McCurry has repeatedly proven himself an absolute master of the portrait. His street portraiture, especially, carries tremendous impact. He has an uncanny ability to capture his subjects’ essence, distilling it in a split-second into an image that can range from haunting to exciting and everything in-between.
Now, McCurry has taken 200 of his best portraits and rolled them into an iPad app. Along with a 20+ minute introductory video, the app shows his portraits, where they were taken, and a caption with some details.
Based on that description, you might be thinking, “What, no backstory? No technique tips? No metadata for the images?”
Well, no. And thank goodness for it.
First, many were taken with film cameras, so adding metadata would be out of the question. Moreover, the caption is all the backstory these images need; they speak reams and volumes on their own.
The simplicity and elegance of the app is actually kinda impressive. In the current marketplace, where photographers are gravitating towards apps in an increasing fashion – McCurry isn’t the first NatGeo photographer to release a portfolio on the iPad – basic things like user experience and sensible interface design often get left by the wayside.
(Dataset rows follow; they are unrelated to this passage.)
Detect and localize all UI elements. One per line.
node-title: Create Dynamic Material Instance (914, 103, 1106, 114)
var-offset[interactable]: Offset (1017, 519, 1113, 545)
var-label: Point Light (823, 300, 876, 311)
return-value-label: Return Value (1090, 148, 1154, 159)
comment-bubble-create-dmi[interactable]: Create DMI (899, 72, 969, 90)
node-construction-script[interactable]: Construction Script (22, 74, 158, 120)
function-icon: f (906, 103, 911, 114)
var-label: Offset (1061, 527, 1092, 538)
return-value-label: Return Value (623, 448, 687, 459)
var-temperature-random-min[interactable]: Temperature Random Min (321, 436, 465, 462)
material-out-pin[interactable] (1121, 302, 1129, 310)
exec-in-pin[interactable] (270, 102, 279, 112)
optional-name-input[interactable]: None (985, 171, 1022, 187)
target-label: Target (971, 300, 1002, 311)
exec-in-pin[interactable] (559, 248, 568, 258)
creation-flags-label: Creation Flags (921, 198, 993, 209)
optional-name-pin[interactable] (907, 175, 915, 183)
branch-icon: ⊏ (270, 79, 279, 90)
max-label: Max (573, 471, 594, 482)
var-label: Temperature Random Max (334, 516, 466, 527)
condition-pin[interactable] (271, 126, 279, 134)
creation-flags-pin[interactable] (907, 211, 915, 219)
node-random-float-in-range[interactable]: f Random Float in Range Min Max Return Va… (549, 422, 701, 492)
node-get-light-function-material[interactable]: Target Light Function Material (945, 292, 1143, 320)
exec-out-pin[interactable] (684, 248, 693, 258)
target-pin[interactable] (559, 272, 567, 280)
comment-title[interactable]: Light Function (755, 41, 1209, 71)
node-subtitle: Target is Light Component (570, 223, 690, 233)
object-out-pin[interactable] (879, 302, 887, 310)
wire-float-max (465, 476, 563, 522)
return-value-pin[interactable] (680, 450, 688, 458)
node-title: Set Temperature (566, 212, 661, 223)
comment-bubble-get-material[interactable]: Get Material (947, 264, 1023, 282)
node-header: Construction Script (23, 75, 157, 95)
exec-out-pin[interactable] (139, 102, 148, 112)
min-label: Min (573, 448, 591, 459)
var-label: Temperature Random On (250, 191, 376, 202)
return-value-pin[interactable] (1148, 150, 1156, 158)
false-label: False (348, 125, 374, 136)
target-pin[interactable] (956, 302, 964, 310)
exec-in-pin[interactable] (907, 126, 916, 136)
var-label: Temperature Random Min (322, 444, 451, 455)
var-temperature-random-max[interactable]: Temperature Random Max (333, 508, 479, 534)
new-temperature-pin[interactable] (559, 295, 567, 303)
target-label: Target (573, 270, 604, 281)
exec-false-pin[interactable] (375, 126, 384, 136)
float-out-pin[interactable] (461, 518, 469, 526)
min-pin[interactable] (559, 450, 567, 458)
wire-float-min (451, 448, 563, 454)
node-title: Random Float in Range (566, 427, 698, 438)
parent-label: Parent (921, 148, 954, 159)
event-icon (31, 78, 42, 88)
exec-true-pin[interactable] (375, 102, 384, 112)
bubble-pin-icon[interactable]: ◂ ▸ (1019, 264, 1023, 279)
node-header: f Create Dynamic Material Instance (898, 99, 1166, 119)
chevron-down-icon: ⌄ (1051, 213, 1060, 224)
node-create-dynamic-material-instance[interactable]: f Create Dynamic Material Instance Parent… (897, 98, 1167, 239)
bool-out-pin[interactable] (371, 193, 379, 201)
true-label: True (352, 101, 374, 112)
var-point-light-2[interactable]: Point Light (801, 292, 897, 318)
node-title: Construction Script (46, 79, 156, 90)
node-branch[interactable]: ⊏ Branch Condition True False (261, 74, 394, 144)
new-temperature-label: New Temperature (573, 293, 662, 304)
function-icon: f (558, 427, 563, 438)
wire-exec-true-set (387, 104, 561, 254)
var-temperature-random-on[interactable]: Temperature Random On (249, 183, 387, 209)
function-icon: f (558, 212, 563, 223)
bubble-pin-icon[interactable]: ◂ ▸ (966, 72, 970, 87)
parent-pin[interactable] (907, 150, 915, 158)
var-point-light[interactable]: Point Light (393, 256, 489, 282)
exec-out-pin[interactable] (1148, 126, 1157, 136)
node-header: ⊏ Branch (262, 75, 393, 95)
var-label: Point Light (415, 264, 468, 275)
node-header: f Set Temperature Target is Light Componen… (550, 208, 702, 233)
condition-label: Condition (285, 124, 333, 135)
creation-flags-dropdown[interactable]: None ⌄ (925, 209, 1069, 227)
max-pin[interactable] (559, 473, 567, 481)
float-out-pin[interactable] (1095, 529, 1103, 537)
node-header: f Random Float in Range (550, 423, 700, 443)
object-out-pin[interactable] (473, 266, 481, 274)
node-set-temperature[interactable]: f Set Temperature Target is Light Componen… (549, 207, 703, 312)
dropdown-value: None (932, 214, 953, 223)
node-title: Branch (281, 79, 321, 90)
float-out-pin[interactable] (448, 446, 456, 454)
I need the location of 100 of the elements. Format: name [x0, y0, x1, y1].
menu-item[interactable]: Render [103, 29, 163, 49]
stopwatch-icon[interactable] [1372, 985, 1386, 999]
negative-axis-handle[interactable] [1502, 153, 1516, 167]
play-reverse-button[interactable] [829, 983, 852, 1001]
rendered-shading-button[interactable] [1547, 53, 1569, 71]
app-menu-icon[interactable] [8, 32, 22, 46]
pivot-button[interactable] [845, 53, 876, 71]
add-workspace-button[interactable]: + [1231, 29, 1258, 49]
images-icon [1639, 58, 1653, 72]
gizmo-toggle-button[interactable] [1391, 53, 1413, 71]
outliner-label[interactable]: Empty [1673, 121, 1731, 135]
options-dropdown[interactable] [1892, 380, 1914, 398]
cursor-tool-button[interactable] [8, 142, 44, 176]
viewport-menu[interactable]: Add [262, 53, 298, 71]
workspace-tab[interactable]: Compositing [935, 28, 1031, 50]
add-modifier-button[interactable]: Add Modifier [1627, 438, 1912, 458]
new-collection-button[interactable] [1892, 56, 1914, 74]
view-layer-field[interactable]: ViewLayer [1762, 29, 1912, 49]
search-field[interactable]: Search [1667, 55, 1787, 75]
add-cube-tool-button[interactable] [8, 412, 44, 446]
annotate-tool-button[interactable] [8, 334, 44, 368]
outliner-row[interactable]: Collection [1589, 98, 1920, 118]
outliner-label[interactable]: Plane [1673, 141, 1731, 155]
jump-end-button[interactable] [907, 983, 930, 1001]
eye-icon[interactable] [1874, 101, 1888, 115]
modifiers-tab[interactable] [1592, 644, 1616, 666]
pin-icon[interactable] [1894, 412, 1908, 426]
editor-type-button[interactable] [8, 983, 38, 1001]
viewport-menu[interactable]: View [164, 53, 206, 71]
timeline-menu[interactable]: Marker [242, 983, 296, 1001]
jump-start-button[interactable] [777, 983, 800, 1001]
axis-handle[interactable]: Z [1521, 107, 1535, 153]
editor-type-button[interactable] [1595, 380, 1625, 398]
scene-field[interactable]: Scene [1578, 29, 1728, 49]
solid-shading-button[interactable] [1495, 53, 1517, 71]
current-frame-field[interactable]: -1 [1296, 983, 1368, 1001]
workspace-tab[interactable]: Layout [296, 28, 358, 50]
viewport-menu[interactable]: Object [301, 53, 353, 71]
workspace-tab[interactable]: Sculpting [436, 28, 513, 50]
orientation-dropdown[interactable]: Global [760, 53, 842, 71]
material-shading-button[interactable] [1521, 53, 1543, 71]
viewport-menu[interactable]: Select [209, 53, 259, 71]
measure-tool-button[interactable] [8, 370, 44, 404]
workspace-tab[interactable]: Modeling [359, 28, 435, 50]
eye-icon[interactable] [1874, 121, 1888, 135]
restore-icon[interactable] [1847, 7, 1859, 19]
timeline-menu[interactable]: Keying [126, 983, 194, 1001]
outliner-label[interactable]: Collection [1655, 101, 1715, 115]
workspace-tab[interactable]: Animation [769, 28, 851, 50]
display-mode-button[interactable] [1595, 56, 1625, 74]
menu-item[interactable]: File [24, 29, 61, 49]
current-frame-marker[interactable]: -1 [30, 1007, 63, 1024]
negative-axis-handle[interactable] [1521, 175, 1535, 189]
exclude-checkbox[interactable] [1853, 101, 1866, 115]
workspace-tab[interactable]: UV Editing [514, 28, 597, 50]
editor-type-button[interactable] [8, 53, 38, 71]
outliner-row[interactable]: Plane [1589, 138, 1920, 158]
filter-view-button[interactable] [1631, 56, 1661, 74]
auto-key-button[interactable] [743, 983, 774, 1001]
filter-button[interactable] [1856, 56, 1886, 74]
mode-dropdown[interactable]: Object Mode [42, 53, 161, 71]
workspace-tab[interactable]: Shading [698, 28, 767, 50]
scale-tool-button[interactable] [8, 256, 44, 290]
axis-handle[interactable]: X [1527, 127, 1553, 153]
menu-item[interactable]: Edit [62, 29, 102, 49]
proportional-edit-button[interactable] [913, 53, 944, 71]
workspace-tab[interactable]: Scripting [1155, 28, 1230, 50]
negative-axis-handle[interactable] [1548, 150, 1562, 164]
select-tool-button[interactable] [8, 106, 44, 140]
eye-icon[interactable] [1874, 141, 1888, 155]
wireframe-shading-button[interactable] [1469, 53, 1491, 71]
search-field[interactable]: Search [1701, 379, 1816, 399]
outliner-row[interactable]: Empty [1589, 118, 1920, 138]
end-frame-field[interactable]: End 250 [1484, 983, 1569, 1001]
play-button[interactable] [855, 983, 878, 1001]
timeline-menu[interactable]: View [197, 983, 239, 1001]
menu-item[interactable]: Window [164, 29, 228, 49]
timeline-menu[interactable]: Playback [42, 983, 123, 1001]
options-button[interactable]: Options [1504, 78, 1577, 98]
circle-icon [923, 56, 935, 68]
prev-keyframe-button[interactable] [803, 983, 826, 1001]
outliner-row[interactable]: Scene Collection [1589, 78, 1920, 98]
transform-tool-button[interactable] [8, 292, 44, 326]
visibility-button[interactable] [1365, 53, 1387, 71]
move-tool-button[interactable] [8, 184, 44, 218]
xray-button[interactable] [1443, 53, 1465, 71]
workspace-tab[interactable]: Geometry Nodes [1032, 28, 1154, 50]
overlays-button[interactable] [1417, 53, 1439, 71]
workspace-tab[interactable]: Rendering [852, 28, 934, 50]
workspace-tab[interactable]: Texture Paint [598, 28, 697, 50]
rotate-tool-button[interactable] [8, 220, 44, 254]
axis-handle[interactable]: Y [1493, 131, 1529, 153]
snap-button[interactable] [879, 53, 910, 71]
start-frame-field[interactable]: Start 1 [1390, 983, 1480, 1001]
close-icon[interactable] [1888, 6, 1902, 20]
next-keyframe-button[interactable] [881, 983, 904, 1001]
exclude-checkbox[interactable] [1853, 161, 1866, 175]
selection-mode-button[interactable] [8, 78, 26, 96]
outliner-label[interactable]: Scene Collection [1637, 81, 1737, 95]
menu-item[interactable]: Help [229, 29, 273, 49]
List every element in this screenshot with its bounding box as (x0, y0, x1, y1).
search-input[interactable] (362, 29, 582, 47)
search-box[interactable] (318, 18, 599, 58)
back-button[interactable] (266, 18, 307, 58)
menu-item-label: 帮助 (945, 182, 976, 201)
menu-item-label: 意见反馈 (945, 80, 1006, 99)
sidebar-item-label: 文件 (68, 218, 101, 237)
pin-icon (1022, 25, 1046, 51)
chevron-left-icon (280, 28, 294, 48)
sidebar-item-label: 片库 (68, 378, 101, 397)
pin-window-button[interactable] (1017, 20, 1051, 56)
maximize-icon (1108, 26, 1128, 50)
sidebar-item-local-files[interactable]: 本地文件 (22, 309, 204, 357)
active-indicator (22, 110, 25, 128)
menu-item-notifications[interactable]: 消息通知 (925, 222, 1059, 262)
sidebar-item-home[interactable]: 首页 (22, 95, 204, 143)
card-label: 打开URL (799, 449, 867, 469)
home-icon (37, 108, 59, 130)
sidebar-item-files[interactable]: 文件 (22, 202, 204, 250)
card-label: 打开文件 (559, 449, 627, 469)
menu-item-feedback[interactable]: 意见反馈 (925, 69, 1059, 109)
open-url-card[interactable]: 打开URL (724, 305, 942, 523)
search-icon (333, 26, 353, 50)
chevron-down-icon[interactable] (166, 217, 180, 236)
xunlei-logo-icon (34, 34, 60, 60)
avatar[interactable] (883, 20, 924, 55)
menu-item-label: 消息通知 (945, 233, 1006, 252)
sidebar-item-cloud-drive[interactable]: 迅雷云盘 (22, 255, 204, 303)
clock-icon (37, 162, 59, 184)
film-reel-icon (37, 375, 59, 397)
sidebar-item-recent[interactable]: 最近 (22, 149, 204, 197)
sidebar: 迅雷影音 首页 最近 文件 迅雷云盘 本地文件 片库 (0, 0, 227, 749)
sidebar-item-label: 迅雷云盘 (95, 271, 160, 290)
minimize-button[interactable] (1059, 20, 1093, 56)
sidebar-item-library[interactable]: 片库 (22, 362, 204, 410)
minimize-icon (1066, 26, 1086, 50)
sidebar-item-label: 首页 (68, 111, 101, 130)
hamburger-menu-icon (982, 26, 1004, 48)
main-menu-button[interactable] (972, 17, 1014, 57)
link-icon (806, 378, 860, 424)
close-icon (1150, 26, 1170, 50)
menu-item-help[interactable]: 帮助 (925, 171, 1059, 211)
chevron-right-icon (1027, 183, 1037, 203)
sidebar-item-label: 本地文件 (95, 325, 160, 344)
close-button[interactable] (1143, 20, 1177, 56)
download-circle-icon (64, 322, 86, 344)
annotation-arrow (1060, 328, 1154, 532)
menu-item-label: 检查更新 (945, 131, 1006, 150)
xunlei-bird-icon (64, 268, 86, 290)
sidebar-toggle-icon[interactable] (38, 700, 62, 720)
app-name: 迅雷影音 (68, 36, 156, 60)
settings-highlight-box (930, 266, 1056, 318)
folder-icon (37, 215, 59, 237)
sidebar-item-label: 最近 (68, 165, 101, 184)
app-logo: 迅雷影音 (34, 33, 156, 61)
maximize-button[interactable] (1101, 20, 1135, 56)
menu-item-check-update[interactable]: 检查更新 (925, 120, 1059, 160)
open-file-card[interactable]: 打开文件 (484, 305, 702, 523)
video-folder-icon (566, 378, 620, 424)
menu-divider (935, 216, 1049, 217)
So to see a well-designed app like this one is a true pleasure.
That’s not to say that the app is a glorified photo album, however. There are some neat little things to be found as you explore it. One of these things is the map layout, which highlights where the 200 images originated.
There’s also a nice “bulletin board”-style page in the “Bio” section of the app that presents McCurry’s biography in an interactive – and interesting – way. It’s pretty cool to see things like his Afghan driver’s license, or a fax coversheet sent to an editor from Burma; it’s a paper trail documenting the travels and travails of a photographer, and it’s documentation that brings those journeys and all their attendant baggage into pretty stark relief.
Ultimately, however, it’s the images that speak loudest of all, and in that area, there’s no doubt that McCurry delivers on those in spades. This is among the most nakedly powerful portraiture I’ve had the privilege of seeing, and you’ll be hard-pressed to feel otherwise.
PORTRAITS by Steve McCurry is on sale now on the iOS App Store for $3.99.